Falling Oil Prices Expose Bobby Jindal’s Failed Conservative Economic Policies

Fire boat response crews battle the blazing remnants of the offshore oil rig Deepwater Horizon, off Louisiana, in this April 21, 2010 file handout image. (Reuters/U.S. Coast Guard/Files)

Fire boat response crews battle the blazing remnants of the offshore oil rig Deepwater Horizon, off Louisiana, in this April 21, 2010 file handout image. (Reuters/U.S. Coast Guard/Files)

Most people around the United States are probably ecstatic at the low, low price of gas right now. Looking at Gasbuddy.com, most of the country is under $2.61 a gallon and some areas in the Midwest are almost a dollar less than that. Here in Lafayette, I passed one gas station this morning that was at $1.79 per gallon. It’s actually costing me the low price of about $20 to fill up my truck right now which I haven’t been able to do since 2009 during the Great Recession.

The low prices are a boon to consumers, with estimates of up to $300 billion in savings predicted if prices stay the way that they are. These savings would boost consumer spending in other areas, further stimulating the economy which is already doing quite well. Sounds like a win-win situation for everyone, right? Not quite, at least not if you live in Louisiana or work in the oilfield industry.

Here in the southern part of Louisiana, thanks to decades of conservative policy makers, the economy is almost completely dependent on oil production and tax revenues are as well.

Louisiana is facing a projected $1.4 billion shortfall in the state budget next year. Cuts to higher education alone could total $384 million, a figure that is larger than all the public funding for the state’s community and technical colleges currently.

The problem will get worse if oil prices continue to drop. With Gov. Bobby Jindal on his way out, several legislators said they are looking to Louisiana’s four major gubernatorial candidates in 2015 to provide details about what they might do to fix the state’s budget woes.  (Source)

The problem for Louisiana is that for all of these years (and not just under Bobby Jindal) it has done very little other than to pimp itself out to the oil industry. Exchanging low, low tax rates in return for bringing in industry (and possibly some bribes, this is Louisiana after all!), the state government has been content to let push much of the tax burden off onto the private citizens, collecting much of their revenues through the residents of the state – or collecting handouts from the federal government to balance their budget.

While this has worked for them in the past, a crash in oil prices will expose the vulnerability of the Louisiana economy and the fact that the conservative economic policies of Jindal and his predecessors are a failure.

Sales and personal income taxes are actually much bigger portions of the state general fund — the pot of money that pays for services like health and higher education — than oil and mineral revenue. In some ways, their stability is more important than the price of oil.
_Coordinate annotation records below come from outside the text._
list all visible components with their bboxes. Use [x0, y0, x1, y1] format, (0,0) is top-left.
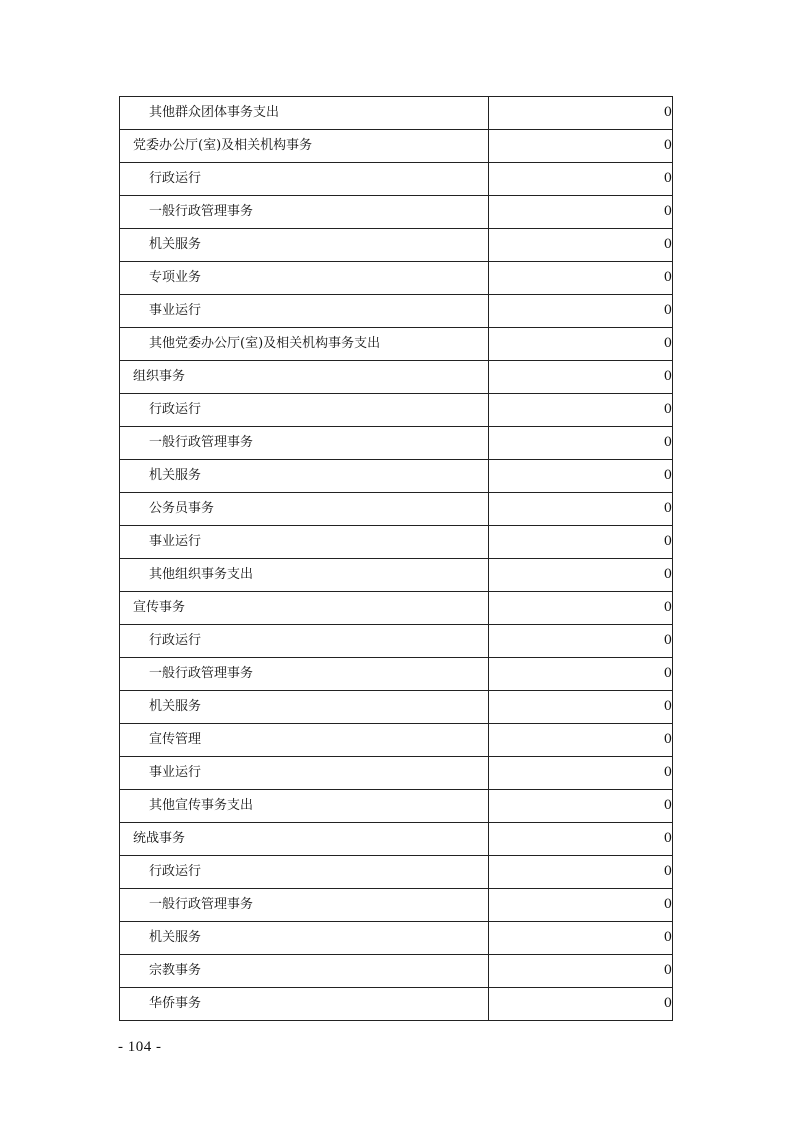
row-item-name: 行政运行 [120, 163, 489, 196]
row-item-name: 机关服务 [120, 691, 489, 724]
row-item-name: 宣传管理 [120, 724, 489, 757]
row-item-name: 行政运行 [120, 394, 489, 427]
row-item-value: 0 [489, 658, 673, 691]
table-row [120, 394, 673, 427]
row-item-name: 其他组织事务支出 [120, 559, 489, 592]
row-item-value: 0 [489, 394, 673, 427]
row-item-value: 0 [489, 328, 673, 361]
row-item-value: 0 [489, 295, 673, 328]
row-item-name: 机关服务 [120, 229, 489, 262]
table-row [120, 97, 673, 130]
row-item-value: 0 [489, 262, 673, 295]
row-item-name: 其他宣传事务支出 [120, 790, 489, 823]
row-item-value: 0 [489, 229, 673, 262]
row-item-name: 行政运行 [120, 856, 489, 889]
row-item-name: 其他党委办公厅(室)及相关机构事务支出 [120, 328, 489, 361]
row-item-name: 机关服务 [120, 460, 489, 493]
table-row [120, 724, 673, 757]
row-item-value: 0 [489, 163, 673, 196]
row-item-value: 0 [489, 757, 673, 790]
row-item-name: 行政运行 [120, 625, 489, 658]
row-item-name: 一般行政管理事务 [120, 427, 489, 460]
row-item-value: 0 [489, 790, 673, 823]
row-item-name: 宣传事务 [120, 592, 489, 625]
row-item-name: 事业运行 [120, 295, 489, 328]
row-item-name: 机关服务 [120, 922, 489, 955]
row-item-value: 0 [489, 526, 673, 559]
table-row [120, 163, 673, 196]
row-item-value: 0 [489, 955, 673, 988]
table-row [120, 691, 673, 724]
table-row [120, 229, 673, 262]
table-row [120, 361, 673, 394]
page-number: - 104 - [118, 1039, 162, 1055]
table-row [120, 658, 673, 691]
row-item-value: 0 [489, 856, 673, 889]
table-row [120, 328, 673, 361]
row-item-name: 统战事务 [120, 823, 489, 856]
table-row [120, 130, 673, 163]
table-row [120, 196, 673, 229]
table-row [120, 757, 673, 790]
row-item-name: 事业运行 [120, 757, 489, 790]
table-row [120, 922, 673, 955]
row-item-value: 0 [489, 724, 673, 757]
row-item-value: 0 [489, 823, 673, 856]
row-item-name: 其他群众团体事务支出 [120, 97, 489, 130]
row-item-name: 组织事务 [120, 361, 489, 394]
row-item-value: 0 [489, 922, 673, 955]
row-item-value: 0 [489, 592, 673, 625]
row-item-name: 华侨事务 [120, 988, 489, 1021]
row-item-value: 0 [489, 493, 673, 526]
row-item-value: 0 [489, 559, 673, 592]
table-row [120, 625, 673, 658]
row-item-value: 0 [489, 691, 673, 724]
row-item-name: 一般行政管理事务 [120, 196, 489, 229]
table-row [120, 295, 673, 328]
row-item-value: 0 [489, 97, 673, 130]
table-row [120, 823, 673, 856]
table-row [120, 790, 673, 823]
row-item-value: 0 [489, 196, 673, 229]
row-item-name: 一般行政管理事务 [120, 889, 489, 922]
row-item-name: 公务员事务 [120, 493, 489, 526]
table-row [120, 955, 673, 988]
row-item-value: 0 [489, 130, 673, 163]
table-row [120, 262, 673, 295]
table-row [120, 856, 673, 889]
table-row [120, 526, 673, 559]
row-item-name: 宗教事务 [120, 955, 489, 988]
table-row [120, 988, 673, 1021]
table-row [120, 427, 673, 460]
row-item-name: 事业运行 [120, 526, 489, 559]
table-row [120, 592, 673, 625]
table-row [120, 493, 673, 526]
row-item-value: 0 [489, 889, 673, 922]
row-item-value: 0 [489, 427, 673, 460]
table-row [120, 460, 673, 493]
row-item-value: 0 [489, 460, 673, 493]
row-item-value: 0 [489, 988, 673, 1021]
table-row [120, 559, 673, 592]
row-item-value: 0 [489, 625, 673, 658]
table-row [120, 889, 673, 922]
row-item-name: 专项业务 [120, 262, 489, 295]
budget-table [119, 96, 673, 1021]
row-item-value: 0 [489, 361, 673, 394]
row-item-name: 一般行政管理事务 [120, 658, 489, 691]
row-item-name: 党委办公厅(室)及相关机构事务 [120, 130, 489, 163]
budget-table-body [120, 97, 673, 1021]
If there is good news, it is that sales tax for the year — at least so far — looks like it might be a bit higher than originally expected.

“We are running a little ahead on sales,” said Greg Albrecht, chief economist for the Legislature’s fiscal office and one of two people who does the official state revenue estimates for Louisiana.

Still, for every dollar the average price of oil per barrel drops, Louisiana state government loses around $10 million to $12 million. A slight uptick in sales tax collections will not make up for the large drop in the oil prices that is currently underway. (Source)

If prices stay this low, Louisiana’s history of sticking it to the citizens of the state and not the corporations is about to blow up in their faces big time. If you read through the budget, something I did in this article, you’ll see that Louisiana collects more off casinos than they do corporate taxes. Republican lawmakers across the country are constantly harping on how we need to cut corporate taxes to stimulate the economy, which ends up shifting the burden to individuals instead and Louisiana is an example of this taken to an extreme. The ratio of revenue from taxes on private individuals versus corporate taxes is absolutely unfathomable to an outsider, but a lot of these taxes are collected off people who work in the oilfield which is suddenly in a layoff mode due to falling oil prices. Not only are oilfield workers being laid off, but these layoffs will create a ripple effect across the economy leading to job cuts in other sectors, including the state government where budget cuts are under way.

Louisiana lawmakers will beg for even more federal money to close their budget gap once again, all while Bobby Jindal criticizes President Obama as he gears up for pandering to voters in the 2016 Republican presidential primaries. Bobby Jindal will hit the campaign trail in Iowa and New Hampshire blaming President Obama for not doing enough for the economy, all while his own state faces the possibility of massive economic collapse and job losses. It’s one thing to discuss this pending economic carnage from behind a pundit’s desk in New York or San Francisco, but to watch this up close and in person is a truly eye-opening experience.